Esse número três de ''praga'' também traz estudo de Lessa, Salm, Soares e Dain com cuidadosa análise da pobreza e da exclusão social no Brasil, assim como das políticas públicas a ela dirigidas. Mostram que: (1) os empregos criados no período 91-96 superaram em número os empregos destruídos na indústria; (2) o nível educacional dos novos empregados é maior. Mas no comércio e serviço não há exigência de melhor nível educacional. O maior grau de escolaridade decorre antes de serem empregos ocupados por novas gerações com maior grau de escolaridade; (3) prova disto é que os novos empregos criados pagam salários menores do que os destruídos; (4) aumentou a participação das mulheres no emprego, quase em um por um; (5) os mais velhos (30-59 anos) perderam empregos para os mais jovens (até 29 anos).

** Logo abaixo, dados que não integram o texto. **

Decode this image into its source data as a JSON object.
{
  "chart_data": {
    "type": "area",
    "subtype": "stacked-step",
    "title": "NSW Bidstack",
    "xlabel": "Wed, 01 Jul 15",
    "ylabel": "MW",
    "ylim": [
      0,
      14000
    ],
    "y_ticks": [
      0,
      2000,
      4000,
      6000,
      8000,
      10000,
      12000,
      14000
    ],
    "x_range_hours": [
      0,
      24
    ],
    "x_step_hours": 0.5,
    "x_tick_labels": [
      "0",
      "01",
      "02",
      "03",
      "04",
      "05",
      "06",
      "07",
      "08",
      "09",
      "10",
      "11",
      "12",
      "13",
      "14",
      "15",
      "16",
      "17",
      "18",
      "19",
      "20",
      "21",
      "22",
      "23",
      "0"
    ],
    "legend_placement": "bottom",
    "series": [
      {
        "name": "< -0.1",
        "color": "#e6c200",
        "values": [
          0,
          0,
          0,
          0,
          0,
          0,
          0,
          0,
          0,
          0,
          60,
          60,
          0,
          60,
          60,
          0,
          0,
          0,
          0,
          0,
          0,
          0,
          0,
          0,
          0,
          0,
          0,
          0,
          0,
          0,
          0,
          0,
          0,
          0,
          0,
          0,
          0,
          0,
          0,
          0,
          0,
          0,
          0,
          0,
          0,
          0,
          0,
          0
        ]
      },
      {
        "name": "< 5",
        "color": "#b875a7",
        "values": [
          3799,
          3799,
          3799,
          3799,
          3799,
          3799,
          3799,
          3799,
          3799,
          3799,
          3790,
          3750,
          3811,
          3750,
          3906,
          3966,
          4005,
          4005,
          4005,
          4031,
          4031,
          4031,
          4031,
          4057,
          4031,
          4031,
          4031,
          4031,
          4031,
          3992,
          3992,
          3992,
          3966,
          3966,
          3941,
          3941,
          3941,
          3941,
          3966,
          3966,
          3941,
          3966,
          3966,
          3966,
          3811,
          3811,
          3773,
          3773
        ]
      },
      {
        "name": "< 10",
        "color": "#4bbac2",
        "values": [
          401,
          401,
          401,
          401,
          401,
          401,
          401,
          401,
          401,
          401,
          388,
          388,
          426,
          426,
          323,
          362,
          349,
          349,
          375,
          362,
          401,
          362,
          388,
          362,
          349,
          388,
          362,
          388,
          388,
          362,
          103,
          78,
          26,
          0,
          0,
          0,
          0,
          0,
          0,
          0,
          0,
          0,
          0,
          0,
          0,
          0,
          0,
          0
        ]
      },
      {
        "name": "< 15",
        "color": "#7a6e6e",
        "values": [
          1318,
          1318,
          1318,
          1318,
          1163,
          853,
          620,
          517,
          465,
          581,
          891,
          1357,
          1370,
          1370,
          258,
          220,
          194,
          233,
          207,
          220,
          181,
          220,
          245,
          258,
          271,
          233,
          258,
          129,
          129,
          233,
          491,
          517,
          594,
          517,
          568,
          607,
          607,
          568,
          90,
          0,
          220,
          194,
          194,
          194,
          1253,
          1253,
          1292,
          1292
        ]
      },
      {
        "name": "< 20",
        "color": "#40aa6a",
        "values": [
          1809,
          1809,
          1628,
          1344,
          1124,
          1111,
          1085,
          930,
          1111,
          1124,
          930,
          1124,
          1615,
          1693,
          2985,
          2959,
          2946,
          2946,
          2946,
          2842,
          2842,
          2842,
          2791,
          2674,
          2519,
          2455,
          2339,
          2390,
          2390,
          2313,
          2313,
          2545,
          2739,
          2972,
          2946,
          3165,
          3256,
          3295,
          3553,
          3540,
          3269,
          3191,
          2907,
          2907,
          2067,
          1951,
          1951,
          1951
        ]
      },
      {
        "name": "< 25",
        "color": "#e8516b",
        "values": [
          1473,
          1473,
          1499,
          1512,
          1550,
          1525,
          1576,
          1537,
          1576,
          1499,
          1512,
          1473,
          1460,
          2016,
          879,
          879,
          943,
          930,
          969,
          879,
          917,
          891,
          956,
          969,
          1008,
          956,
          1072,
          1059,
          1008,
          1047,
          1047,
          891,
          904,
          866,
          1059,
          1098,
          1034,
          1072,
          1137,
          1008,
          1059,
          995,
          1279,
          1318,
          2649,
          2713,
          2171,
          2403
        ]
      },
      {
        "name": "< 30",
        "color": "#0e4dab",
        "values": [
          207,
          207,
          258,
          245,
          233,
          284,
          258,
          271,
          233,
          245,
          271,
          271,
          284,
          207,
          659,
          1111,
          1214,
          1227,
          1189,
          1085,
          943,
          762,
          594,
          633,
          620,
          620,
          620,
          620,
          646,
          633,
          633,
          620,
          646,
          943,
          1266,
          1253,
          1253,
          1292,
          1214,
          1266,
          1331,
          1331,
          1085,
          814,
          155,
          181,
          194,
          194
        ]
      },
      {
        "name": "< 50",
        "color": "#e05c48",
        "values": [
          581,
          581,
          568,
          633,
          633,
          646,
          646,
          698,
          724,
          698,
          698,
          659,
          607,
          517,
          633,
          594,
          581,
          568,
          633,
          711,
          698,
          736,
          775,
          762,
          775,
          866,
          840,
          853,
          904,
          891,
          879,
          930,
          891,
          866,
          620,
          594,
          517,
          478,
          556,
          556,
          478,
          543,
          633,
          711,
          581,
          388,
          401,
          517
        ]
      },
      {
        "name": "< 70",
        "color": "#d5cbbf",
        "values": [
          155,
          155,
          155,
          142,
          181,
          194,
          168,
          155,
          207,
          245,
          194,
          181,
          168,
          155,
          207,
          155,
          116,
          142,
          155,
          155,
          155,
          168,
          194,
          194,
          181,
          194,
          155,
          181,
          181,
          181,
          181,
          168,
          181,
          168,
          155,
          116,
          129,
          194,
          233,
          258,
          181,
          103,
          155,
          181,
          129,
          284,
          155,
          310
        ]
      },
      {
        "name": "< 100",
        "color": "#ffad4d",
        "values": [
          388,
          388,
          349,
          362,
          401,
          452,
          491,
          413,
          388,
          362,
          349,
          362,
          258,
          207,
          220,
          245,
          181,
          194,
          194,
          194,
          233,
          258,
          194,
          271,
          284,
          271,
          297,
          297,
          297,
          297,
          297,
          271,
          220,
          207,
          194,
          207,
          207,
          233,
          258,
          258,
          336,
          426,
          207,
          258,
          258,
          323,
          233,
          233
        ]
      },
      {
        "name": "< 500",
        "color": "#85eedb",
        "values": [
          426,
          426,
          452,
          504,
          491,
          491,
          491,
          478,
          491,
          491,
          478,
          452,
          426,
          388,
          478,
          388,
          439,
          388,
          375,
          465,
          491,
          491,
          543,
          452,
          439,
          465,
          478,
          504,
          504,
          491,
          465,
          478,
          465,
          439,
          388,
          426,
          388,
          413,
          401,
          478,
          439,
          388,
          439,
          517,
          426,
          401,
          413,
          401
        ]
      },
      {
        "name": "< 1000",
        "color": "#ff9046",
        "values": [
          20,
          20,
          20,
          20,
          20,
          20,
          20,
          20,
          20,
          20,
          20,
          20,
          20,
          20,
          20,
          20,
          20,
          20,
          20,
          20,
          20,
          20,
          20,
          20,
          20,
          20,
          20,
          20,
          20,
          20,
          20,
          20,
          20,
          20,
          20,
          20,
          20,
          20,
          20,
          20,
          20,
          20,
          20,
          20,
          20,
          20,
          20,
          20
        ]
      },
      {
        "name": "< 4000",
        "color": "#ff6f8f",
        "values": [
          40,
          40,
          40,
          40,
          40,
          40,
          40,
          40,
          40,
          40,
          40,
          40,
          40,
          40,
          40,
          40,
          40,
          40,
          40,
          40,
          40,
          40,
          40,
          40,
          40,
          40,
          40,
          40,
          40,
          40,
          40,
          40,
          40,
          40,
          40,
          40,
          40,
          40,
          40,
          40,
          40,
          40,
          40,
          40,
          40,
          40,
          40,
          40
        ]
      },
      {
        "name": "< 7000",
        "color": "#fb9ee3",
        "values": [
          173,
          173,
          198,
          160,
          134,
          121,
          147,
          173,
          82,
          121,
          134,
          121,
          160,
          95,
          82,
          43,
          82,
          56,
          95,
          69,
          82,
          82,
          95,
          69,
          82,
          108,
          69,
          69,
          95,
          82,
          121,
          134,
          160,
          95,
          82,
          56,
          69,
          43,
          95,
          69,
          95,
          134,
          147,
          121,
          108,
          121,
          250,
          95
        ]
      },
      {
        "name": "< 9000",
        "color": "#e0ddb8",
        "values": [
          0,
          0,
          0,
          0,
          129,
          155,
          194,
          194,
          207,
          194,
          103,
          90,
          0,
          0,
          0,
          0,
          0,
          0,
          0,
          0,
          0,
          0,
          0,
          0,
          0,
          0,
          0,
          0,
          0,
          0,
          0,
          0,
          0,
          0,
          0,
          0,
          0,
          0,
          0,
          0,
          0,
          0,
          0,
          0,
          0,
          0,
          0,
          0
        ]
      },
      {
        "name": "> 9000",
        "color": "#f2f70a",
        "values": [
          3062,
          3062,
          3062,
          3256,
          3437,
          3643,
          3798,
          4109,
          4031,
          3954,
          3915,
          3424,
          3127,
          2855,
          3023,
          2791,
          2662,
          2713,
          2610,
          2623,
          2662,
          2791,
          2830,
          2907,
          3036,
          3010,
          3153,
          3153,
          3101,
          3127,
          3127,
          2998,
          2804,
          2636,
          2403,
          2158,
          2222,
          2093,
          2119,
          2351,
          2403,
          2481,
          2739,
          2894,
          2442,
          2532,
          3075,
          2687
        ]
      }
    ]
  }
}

Em resumo, a reestruturação da economia brasileira redundou na demissão do trabalhador adulto, homem qualificado, relativamente bem remunerado, mas de baixa escolaridade, e na contratação de jovens e mulheres em ocupações de baixa qualificação e de baixa remuneração, mas de maior escolaridade.
As conclusões da análise são desanimadoras: o problema não é a educação. Ao contrário, é preciso estudar mais para ganhar menos em atividades que não requerem o que você estudou. São semelhantes às de Andrew Hacker acerca da economia americana, elogiada pelo alto nível de emprego, relativamente à Europa.
Os ganhos de renda entre os pobres têm como fator mais importante o aumento dos benefícios da Previdência para a área rural. As principais dificuldades que o Plano Real trouxe para a assistência social foi a prática de contingenciar e não executar os orçamentos. Apesar dessas conclusões, o discurso governamental continua apontando na mesma direção: o problema é apenas de São Paulo, precisamos fazer reformas na previdência e gastar mais em educação primária em detrimento da superior.
''praga'' talvez seja uma revista política por apresentar trabalhos e pesquisas totalmente diferentes dos que se lêem e ouvem na retórica oficial, empresarial e mesmo acadêmica que não se cansam de clamar por reformas constitucionais e menos recursos para a universidade. De qualquer forma, professores mais velhos como eu podem dormir tranquilos. Existe nas universidades estaduais de São Paulo um conjunto de novos professores, entre os quais os editores desta revista, capaz de manter o espírito crítico e a capacidade de investigação. Talvez seja impossível erradicar completamente a liberdade de pensar. Será por isso que a revista se chama ''praga''?
João Sayad é professor da Faculdade de Economia e Administração da USP e ex-ministro do Planejamento (Governo Sarney).